Introduction
trueseal is end-to-end encrypted sync you can drop into a project without standing up an account system, picking a vendor, or asking your users to trust your server.
The gap
Sync infrastructure isn’t the missing piece. iCloud, Firebase, Dropbox and friends all solve the moving-bytes-around problem fine. The catch is that they’re sitting in the middle of the conversation reading everything.
The privacy-respecting alternatives are mostly closed systems. I like what Anytype and Signal have built, but their sync engines are internal plumbing wired tightly to their own data models. You can’t really pull them out and use them somewhere else. The sync engine is the product.
Nostr is composable but solves a different problem. Every event is signed by a stable public key and every relay sees who said what to whom. That’s intentional — Nostr is a public identity protocol. trueseal is the opposite: no stable sender on the wire, no human identity, no communication graph an operator can reconstruct from their logs.
So if you want private-by-default sync today, you either build the whole stack yourself or you give up and use a platform that owns the data. trueseal exists so you don’t have to do either.
The core guarantee
The server can’t read your data. Not “shouldn’t”, not “promises not to” — can’t. Compromise the relay completely and an attacker walks away with ciphertext and some recipient public keys.
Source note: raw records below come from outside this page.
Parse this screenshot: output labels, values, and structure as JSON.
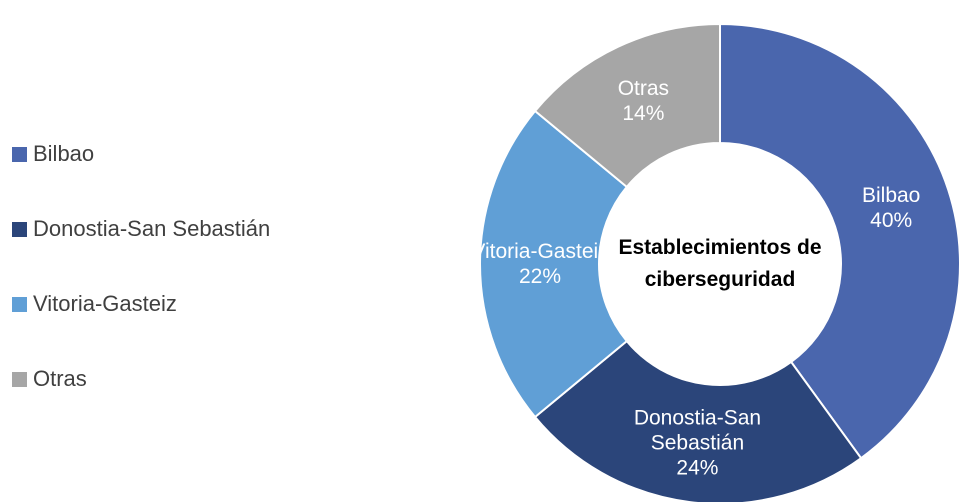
{
  "chart_data": {
    "type": "donut",
    "title": "Establecimientos de ciberseguridad",
    "categories": [
      "Bilbao",
      "Donostia-San Sebastián",
      "Vitoria-Gasteiz",
      "Otras"
    ],
    "values": [
      40,
      24,
      22,
      14
    ],
    "value_labels": [
      "40%",
      "24%",
      "22%",
      "14%"
    ],
    "colors": [
      "#4a66ad",
      "#2b457a",
      "#609fd6",
      "#a6a6a6"
    ],
    "legend": "left"
  }
}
That’s it.
What’s in the box
Three independent components, plus a spec that ties them together.
trueseal-noise is a Rust implementation of the Noise Protocol Framework, the same handshake foundation behind WireGuard and Signal. It gives you authenticated, forward-secret channels between devices, and it doesn’t depend on anything else in the trueseal stack — you can use it on its own.
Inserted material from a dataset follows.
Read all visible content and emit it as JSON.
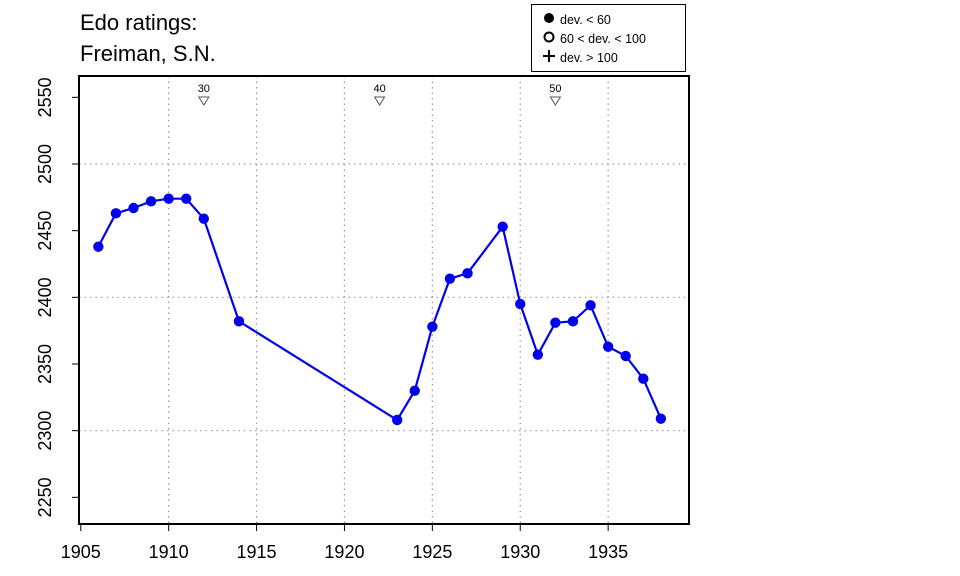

trueseal-sync is the actual sync engine. Device identity, pairing, group membership, encrypted delivery to every member of a group, and an outbox that replays on reconnect. This is the part most apps integrate.
trueseal-relay is a small Go binary you deploy somewhere. It routes encrypted blobs between devices and holds them for offline recipients. It has no idea who its users are, what groups exist, or what any blob contains. Run your own, use a public one, point at someone else’s — the security story doesn’t change.
Above all three sits trueseal-protocol, the wire spec they all speak. Any client implementing the spec works with any relay implementing it. Swap pieces out, keep the rest.
What’s not in the box
trueseal is a transport, not a framework. It’s deliberately uninterested in:
- The shape of your data. Payloads are opaque bytes; bring your own format.
- Conflict resolution. Delivery and ordering are guaranteed; divergence is yours to handle.
- History replay for new devices. Pairing adds a member to the group, not the group’s past. If a joiner needs catch-up, your app sends it.
- Users. A device is a keypair. Mapping devices to humans is a layer above this one.
- Permissions. There is no admin and no hierarchy — if you’re in the group, you can do anything any other member can do.
Every one of those is a conscious omission. They’re the things that turn a primitive into someone else’s framework, and we’d rather you write them than inherit them.